In a world that is notorious for being a boy’s club, so far 2015 has proved to be an extremely good year for women in sports.
This past summer, the United States women’s soccer team won the FIFA Women’s World Cup, something we have been waiting for since the 1999 team inspired millions and made history 16 years ago.
This accomplishment, much like the win in 1999, gives women of all ages the confidence and assurance we can be just as successful as our male counterparts in the world of sports.
Arguably, the most testosterone-filled sport in the U.S. is Mixed Martial Arts, specifically the Ultimate Fighting Championships. Ronda Rousey has emerged from the shadows as the premier-female fighter for MMA fighting. With a fearless attitude, Rousey has come into the spotlight swinging, so to speak, shutting down anyone who has a bad word to say about her fighting, but also about being a realistic role model for girls.

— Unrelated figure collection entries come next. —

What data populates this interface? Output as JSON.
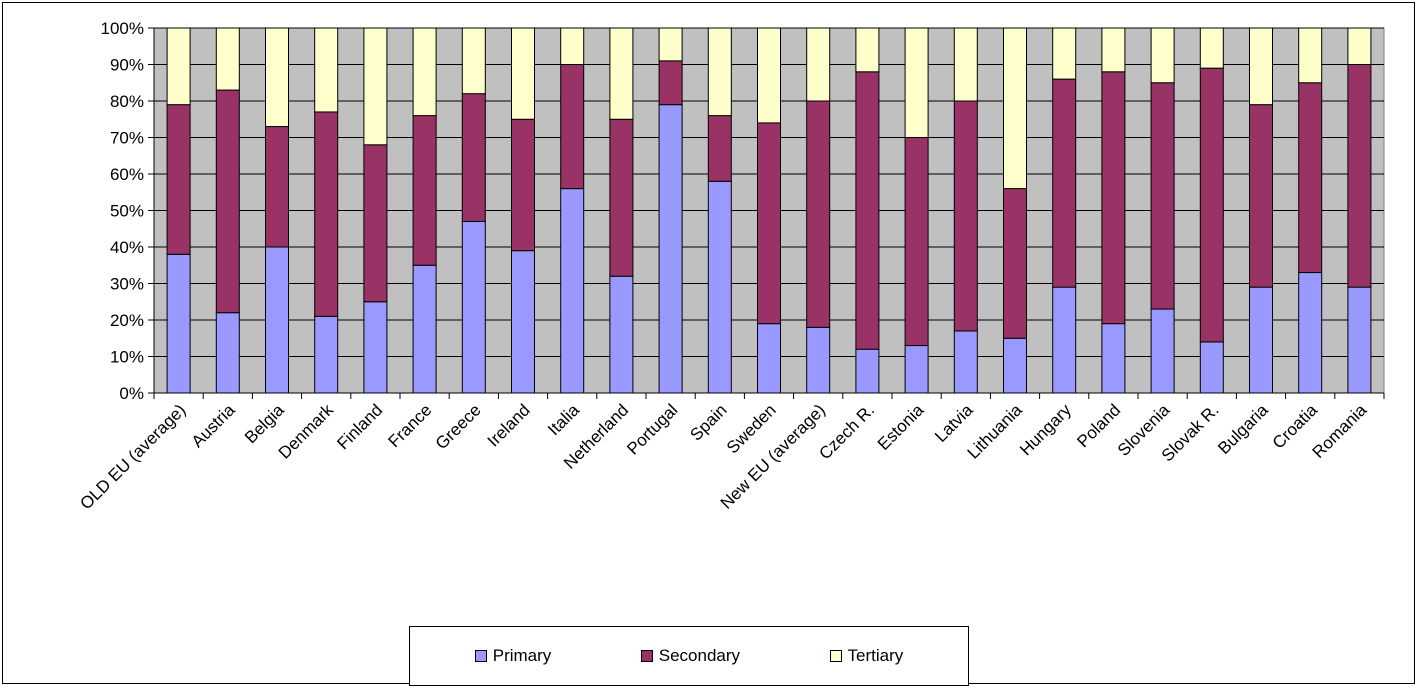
{
  "chart_data": {
    "type": "bar",
    "stacked": true,
    "percent_stacked": true,
    "categories": [
      "OLD EU (average)",
      "Austria",
      "Belgia",
      "Denmark",
      "Finland",
      "France",
      "Greece",
      "Ireland",
      "Italia",
      "Netherland",
      "Portugal",
      "Spain",
      "Sweden",
      "New EU (average)",
      "Czech R.",
      "Estonia",
      "Latvia",
      "Lithuania",
      "Hungary",
      "Poland",
      "Slovenia",
      "Slovak R.",
      "Bulgaria",
      "Croatia",
      "Romania"
    ],
    "series": [
      {
        "name": "Primary",
        "color": "#9999ff",
        "values": [
          38,
          22,
          40,
          21,
          25,
          35,
          47,
          39,
          56,
          32,
          79,
          58,
          19,
          18,
          12,
          13,
          17,
          15,
          29,
          19,
          23,
          14,
          29,
          33,
          29
        ]
      },
      {
        "name": "Secondary",
        "color": "#993366",
        "values": [
          41,
          61,
          33,
          56,
          43,
          41,
          35,
          36,
          34,
          43,
          12,
          18,
          55,
          62,
          76,
          57,
          63,
          41,
          57,
          69,
          62,
          75,
          50,
          52,
          61
        ]
      },
      {
        "name": "Tertiary",
        "color": "#ffffcc",
        "values": [
          21,
          17,
          27,
          23,
          32,
          24,
          18,
          25,
          10,
          25,
          9,
          24,
          26,
          20,
          12,
          30,
          20,
          44,
          14,
          12,
          15,
          11,
          21,
          15,
          10
        ]
      }
    ],
    "ylim": [
      0,
      100
    ],
    "y_ticks": [
      "0%",
      "10%",
      "20%",
      "30%",
      "40%",
      "50%",
      "60%",
      "70%",
      "80%",
      "90%",
      "100%"
    ],
    "grid": true,
    "plot_background": "#c0c0c0",
    "legend_position": "bottom",
    "title": "",
    "xlabel": "",
    "ylabel": ""
  }
}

It is especially important to bring this issue up in the world of sports. Acknowledging there is a flaw in how women are represented in society is a huge step forward. It provides girls with realistic expectations of one’s self and also teaches them sports are good for the mind, body and soul.
Not only have athletes continued to make headlines, sports professionals have broken down barriers and made a place for themselves in what we all know to be a “man’s world.”
Earlier in April, the NFL surprised us all by hiring the first-female referee in history, Sarah Thomas. Personally, I was shocked with the new hire, considering how the NFL handles domestic violence issues among its players — what woman would want to work in a potentially dangerous environment, let alone for an organization that can’t even control basic human rights for women?
Despite my initial hesitations, that milestone was huge for women everywhere. I found myself optimistic the NFL would continue this pattern and look to hire outside of its normal fraternity in the future.
The NBA followed suit in August, hiring its first full-time assistant coach, Becky Hammon, for the upcoming season. I was a fan of this move, as it proves to other women in the field — such as assistant coach Natalie Nakase of the Los Angeles Clippers during summer league — there is an opportunity to move up in the field.
As a woman, an athlete, a sports fan and a soon-to-be professional, it is refreshing and bodes well for the future of any woman contemplating sports in her future, to see such strong women continuing to break down barriers and make their mark in the world of sports today.
The year is not yet over, and with all the progress we have made so far in athletics, I have no doubt that 2015 still has good things ahead for women in sports.